To study the association between extra vitamin D from a mandatory margarine fortification program and chance of live birth among infertile women.
Nationwide cohort study.
The study population consisted of 16,212 women diagnosed with infertility from June 1, 1980, to August 31, 1991.
We took advantage of the mandatory vitamin D fortification program of margarine in Denmark that was abruptly stopped on May 31, 1985. The termination of the vitamin D fortification served as a cutoff point to separate the study population into various exposure groups.
Main Outcome Measure(s)
Odds ratios and 95% confidence intervals for the association between vitamin D exposure status and chance of a live birth within 12, 15, and 18 months after first infertility diagnosis.

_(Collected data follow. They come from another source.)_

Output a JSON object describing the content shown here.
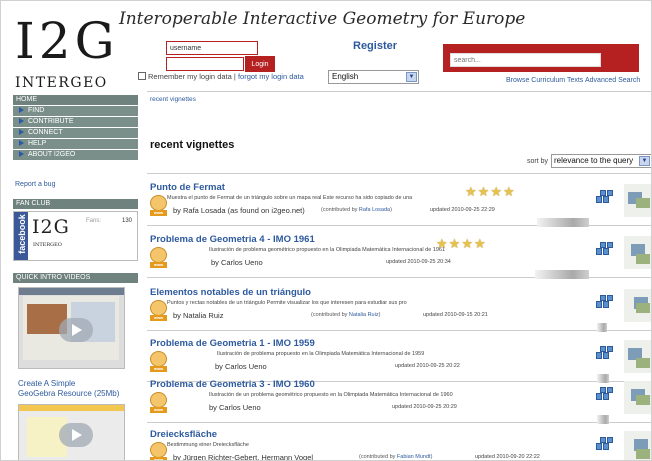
{
  "header": {
    "logo_text": "I2G",
    "logo_word": "INTERGEO",
    "site_title": "Interoperable Interactive Geometry for Europe",
    "username_value": "username",
    "login_label": "Login",
    "register_label": "Register",
    "remember_text": "Remember my login data",
    "separator": "|",
    "forgot_text": "forgot my login data",
    "language": "English",
    "search_placeholder": "search...",
    "browse_link": "Browse Curriculum Texts",
    "advanced_link": "Advanced Search"
  },
  "nav": {
    "items": [
      {
        "label": "HOME",
        "sub": false
      },
      {
        "label": "FIND",
        "sub": true
      },
      {
        "label": "CONTRIBUTE",
        "sub": true
      },
      {
        "label": "CONNECT",
        "sub": true
      },
      {
        "label": "HELP",
        "sub": true
      },
      {
        "label": "ABOUT I2GEO",
        "sub": true
      }
    ]
  },
  "sidebar": {
    "report_bug": "Report a bug",
    "fan_club_header": "FAN CLUB",
    "facebook_label": "facebook",
    "fan_logo": "I2G",
    "fan_word": "INTERGEO",
    "fans_label": "Fans:",
    "fans_count": "130",
    "videos_header": "QUICK INTRO VIDEOS",
    "video_caption_line1": "Create A Simple",
    "video_caption_line2": "GeoGebra Resource (25Mb)"
  },
  "main": {
    "breadcrumb": "recent vignettes",
    "title": "recent vignettes",
    "sort_label": "sort by",
    "sort_value": "relevance to the query",
    "contributed_by_label": "(contributed by",
    "contributed_close": ")",
    "updated_label": "updated",
    "results": [
      {
        "title": "Punto de Fermat",
        "desc": "Muestra el punto de Fermat de un triángulo sobre un mapa real Este recurso ha sido copiado de una",
        "author": "by Rafa Losada (as found on i2geo.net)",
        "contributor": "Rafa Losada",
        "updated": "2010-09-25 22:29",
        "stars": 4
      },
      {
        "title": "Problema de Geometria 4 - IMO 1961",
        "desc": "Ilustración de problema geométrico propuesto en la Olimpiada Matemática Internacional de 1961",
        "author": "by Carlos Ueno",
        "contributor": "",
        "updated": "2010-09-25 20:34",
        "stars": 4
      },
      {
        "title": "Elementos notables de un triángulo",
        "desc": "Puntos y rectas notables de un triángulo Permite visualizar los que interesen para estudiar sus pro",
        "author": "by Natalia Ruiz",
        "contributor": "Natalia Ruiz",
        "updated": "2010-09-15 20:21",
        "stars": 0
      },
      {
        "title": "Problema de Geometria 1 - IMO 1959",
        "desc": "Ilustración de problema propuesto en la Olimpiada Matemática Internacional de 1959",
        "author": "by Carlos Ueno",
        "contributor": "",
        "updated": "2010-09-25 20:22",
        "stars": 0
      },
      {
        "title": "Problema de Geometria 3 - IMO 1960",
        "desc": "Ilustración de un problema geométrico propuesto en la Olimpiada Matemática Internacional de 1960",
        "author": "by Carlos Ueno",
        "contributor": "",
        "updated": "2010-09-25 20:29",
        "stars": 0
      },
      {
        "title": "Dreiecksfläche",
        "desc": "Bestimmung einer Dreiecksfläche",
        "author": "by Jürgen Richter-Gebert, Hermann Vogel",
        "contributor": "Fabian Mundt",
        "updated": "2010-09-20 22:22",
        "stars": 0
      }
    ]
  },
  "colors": {
    "brand_red": "#b52020",
    "link_blue": "#2d5a9e",
    "nav_green": "#6f827d",
    "star_gold": "#e8c24c",
    "facebook_blue": "#3b5998"
  },
  "icons": {
    "resource_badge": "www-globe-icon",
    "cluster": "cluster-blocks-icon",
    "star": "star-icon",
    "nav_arrow": "triangle-right-icon",
    "select_arrow": "chevron-down-icon"
  }
}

Women who were diagnosed with infertility during the vitamin D–exposed period had an increased chance of a live birth compared with women diagnosed with infertility during the nonexposed period. For women diagnosed with infertility during the wash-out period, the chance of a live birth was also increased, but somewhat lower. Similar estimates were obtained with longer follow-up, in women with anovulatory infertility, and little seasonal variation was observed when calendar period of conception was applied.
Our findings suggest that infertile women exposed to extra vitamin D from a margarine fortification program had an increased chance of live birth compared with women not exposed to extra vitamin D from fortification.